Consequently, Secretary Carson established HUD’s new Landlord Task Force and announced a number of forums across the county to hear directly from landlords on ways to increase their participation in the HCV Program.
“These studies tell us that we have a lot of work to do to engage more landlords, so our Housing Choice Voucher Program can offer real choice to the families we serve,” said HUD Secretary Ben Carson. “We will be traveling the country to hear directly from landlords about how we can make this critical program more user friendly.”
Next month, HUD will release a new study of landlord voucher acceptance in five cities: Philadelphia; Los Angeles; Fort Worth; Newark, New Jersey; and Washington, DC. The study, which was sponsored by HUD and conducted by the Urban Institute, is the first to use paired testing methods across multiple sites to examine landlord treatment of voucher recipients. While landlord participation varies across the five study sites, the researchers found voucher recipients are hard pressed to find a landlord who will accept their vouchers, especially in higher opportunity neighborhoods. In addition, landlords often ‘stand up’ testers posing as voucher recipients and even deny rental requests once testers reveal their source of income. Read a summary of HUD’s and the Urban Institute’s forthcoming Pilot Study of Landlord Acceptance in the Housing Choice Voucher Program.

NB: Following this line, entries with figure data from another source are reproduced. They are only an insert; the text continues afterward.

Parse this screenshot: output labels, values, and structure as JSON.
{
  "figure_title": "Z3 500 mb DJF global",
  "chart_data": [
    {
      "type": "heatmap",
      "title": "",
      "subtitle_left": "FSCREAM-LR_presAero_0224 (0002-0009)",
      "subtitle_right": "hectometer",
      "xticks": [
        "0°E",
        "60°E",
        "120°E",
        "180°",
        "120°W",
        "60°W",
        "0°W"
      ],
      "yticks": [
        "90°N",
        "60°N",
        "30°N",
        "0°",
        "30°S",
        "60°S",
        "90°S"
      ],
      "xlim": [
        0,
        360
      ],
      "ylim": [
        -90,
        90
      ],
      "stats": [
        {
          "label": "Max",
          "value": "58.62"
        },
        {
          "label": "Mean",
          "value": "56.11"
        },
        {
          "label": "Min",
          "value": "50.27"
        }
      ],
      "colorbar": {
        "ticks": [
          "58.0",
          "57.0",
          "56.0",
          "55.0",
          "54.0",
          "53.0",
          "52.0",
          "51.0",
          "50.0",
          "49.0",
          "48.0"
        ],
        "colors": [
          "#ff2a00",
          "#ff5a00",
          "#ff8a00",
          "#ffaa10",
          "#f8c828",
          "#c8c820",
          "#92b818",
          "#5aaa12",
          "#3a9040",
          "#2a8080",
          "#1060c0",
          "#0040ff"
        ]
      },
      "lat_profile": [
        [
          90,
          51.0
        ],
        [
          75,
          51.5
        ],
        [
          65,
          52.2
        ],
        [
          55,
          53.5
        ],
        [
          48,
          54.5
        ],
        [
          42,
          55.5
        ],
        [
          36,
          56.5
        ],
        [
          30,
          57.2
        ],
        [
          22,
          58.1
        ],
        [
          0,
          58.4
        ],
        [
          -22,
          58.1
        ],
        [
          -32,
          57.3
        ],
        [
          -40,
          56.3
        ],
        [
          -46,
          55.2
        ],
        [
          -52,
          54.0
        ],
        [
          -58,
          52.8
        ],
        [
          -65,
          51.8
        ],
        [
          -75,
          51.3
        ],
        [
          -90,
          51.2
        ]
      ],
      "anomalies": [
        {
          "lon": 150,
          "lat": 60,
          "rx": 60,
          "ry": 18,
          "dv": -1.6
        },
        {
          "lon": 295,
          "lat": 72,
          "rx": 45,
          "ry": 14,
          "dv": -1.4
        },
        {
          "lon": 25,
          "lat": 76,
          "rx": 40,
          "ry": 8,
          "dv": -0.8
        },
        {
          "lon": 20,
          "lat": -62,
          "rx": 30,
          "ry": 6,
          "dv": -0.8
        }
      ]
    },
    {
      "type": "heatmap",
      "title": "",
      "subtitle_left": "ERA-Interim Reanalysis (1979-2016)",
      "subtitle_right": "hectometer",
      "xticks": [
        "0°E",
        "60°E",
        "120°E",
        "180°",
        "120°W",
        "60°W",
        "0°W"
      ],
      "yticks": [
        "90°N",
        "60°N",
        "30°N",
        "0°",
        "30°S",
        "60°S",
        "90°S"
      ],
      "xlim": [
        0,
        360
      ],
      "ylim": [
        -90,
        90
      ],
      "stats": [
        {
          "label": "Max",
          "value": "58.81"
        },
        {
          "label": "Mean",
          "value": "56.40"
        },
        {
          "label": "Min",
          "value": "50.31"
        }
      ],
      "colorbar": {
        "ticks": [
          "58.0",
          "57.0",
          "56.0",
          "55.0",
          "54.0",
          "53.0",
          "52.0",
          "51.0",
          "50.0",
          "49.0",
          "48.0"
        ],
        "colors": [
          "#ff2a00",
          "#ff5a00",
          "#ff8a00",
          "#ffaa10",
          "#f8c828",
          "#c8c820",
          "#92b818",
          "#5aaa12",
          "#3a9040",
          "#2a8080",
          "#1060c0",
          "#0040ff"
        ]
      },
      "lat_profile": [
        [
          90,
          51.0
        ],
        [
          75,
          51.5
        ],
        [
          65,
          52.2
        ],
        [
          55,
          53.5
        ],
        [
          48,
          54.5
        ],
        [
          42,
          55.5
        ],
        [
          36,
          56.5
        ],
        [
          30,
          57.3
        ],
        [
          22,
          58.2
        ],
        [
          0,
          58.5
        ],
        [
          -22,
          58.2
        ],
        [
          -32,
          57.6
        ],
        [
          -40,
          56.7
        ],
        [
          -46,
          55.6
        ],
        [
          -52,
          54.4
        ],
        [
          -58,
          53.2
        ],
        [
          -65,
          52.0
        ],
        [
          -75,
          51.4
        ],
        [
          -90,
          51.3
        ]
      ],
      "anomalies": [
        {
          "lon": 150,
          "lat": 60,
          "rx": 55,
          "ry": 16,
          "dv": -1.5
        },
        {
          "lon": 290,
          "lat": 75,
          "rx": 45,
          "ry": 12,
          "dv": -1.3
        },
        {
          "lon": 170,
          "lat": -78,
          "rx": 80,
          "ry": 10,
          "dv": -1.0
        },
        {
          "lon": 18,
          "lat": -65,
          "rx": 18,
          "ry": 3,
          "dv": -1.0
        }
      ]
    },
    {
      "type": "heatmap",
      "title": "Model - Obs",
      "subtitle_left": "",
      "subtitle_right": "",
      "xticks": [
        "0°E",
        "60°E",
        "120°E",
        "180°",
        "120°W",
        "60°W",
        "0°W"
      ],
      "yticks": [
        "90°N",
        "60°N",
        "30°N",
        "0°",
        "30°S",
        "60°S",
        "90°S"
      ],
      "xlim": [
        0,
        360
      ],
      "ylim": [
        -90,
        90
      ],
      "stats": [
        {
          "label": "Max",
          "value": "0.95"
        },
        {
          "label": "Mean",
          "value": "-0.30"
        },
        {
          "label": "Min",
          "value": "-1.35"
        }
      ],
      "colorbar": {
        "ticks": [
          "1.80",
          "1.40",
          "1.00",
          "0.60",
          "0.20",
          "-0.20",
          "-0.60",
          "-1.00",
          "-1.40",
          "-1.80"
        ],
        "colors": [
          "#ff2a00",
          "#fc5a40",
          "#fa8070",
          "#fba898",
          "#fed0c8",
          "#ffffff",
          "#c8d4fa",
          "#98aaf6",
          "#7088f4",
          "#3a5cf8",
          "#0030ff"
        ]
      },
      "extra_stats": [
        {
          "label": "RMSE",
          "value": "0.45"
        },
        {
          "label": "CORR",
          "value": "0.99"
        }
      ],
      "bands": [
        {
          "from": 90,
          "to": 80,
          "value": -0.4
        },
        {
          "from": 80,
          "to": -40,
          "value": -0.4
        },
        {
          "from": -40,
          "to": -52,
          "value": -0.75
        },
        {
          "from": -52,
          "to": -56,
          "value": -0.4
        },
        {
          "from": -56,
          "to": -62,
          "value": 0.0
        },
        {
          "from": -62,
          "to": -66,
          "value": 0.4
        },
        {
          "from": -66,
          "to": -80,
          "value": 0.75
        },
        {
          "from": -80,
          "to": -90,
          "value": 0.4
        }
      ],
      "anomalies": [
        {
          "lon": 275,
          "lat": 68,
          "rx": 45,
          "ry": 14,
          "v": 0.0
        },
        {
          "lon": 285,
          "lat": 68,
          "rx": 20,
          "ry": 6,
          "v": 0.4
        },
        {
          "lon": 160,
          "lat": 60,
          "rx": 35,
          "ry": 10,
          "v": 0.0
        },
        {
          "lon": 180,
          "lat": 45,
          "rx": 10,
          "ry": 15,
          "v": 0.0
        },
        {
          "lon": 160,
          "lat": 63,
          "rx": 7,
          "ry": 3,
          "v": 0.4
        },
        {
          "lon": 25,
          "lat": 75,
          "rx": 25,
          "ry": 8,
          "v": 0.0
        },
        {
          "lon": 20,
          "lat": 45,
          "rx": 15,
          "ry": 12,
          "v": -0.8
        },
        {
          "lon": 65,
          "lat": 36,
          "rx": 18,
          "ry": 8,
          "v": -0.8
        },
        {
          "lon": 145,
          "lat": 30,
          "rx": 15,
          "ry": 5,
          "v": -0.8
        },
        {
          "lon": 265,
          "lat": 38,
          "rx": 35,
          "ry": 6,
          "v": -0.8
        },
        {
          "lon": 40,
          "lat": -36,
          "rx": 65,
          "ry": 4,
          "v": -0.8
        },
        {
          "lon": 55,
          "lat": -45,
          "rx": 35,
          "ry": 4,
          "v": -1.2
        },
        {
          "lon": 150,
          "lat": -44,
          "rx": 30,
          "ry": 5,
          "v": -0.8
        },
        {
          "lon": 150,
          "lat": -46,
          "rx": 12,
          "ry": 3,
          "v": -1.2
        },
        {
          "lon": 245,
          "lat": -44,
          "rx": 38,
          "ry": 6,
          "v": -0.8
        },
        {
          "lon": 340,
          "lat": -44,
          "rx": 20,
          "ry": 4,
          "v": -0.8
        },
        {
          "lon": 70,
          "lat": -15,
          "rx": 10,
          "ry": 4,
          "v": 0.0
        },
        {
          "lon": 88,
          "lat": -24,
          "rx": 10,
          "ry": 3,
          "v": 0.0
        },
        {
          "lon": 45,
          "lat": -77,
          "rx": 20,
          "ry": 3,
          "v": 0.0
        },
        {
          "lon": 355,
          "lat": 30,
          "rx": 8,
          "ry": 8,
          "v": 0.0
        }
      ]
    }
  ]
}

Another study examined the role landlords and property managers play in housing low-income tenants, especially voucher recipients, in three urban rental markets—Baltimore, Cleveland, and Dallas. Prepared by Johns Hopkins University, the study examined how these local markets influence a landlord’s decision whether or not to participate in the HCV Program. The researchers found that, while many landlords liked the program’s reliable rent payments, the main reasons given for not participating in the HCV program were frustrations with required inspections and disappointment with how local housing authorities handle disputes with tenants. Read Urban Landlords and the Housing Choice Voucher Program.
To encourage more landlords and property managers to participate in the HCV Program, HUD’s new Landlord Task Force will host a number of forums across the country to engage directly with housing providers, specifically those who do not participate in the voucher program. These listening forums are intended to reveal how HUD might make its primary rent subsidy program more accessible and acceptable, specifically in higher opportunity neighborhoods where landlord participation is lowest.
HUD will begin its landlord engagement campaign on September 20th in Washington, DC when it will present the findings of the two aforementioned studies. Individual landlord forums are planned in Philadelphia, Atlanta, Dallas, Los Angeles, Salt Lake City and Salem, Oregon. After completing these landlord forums, the Landlord Task Force will provide policy recommendations to the Secretary on programmatic changes to increase landlord participation in the HCV Program.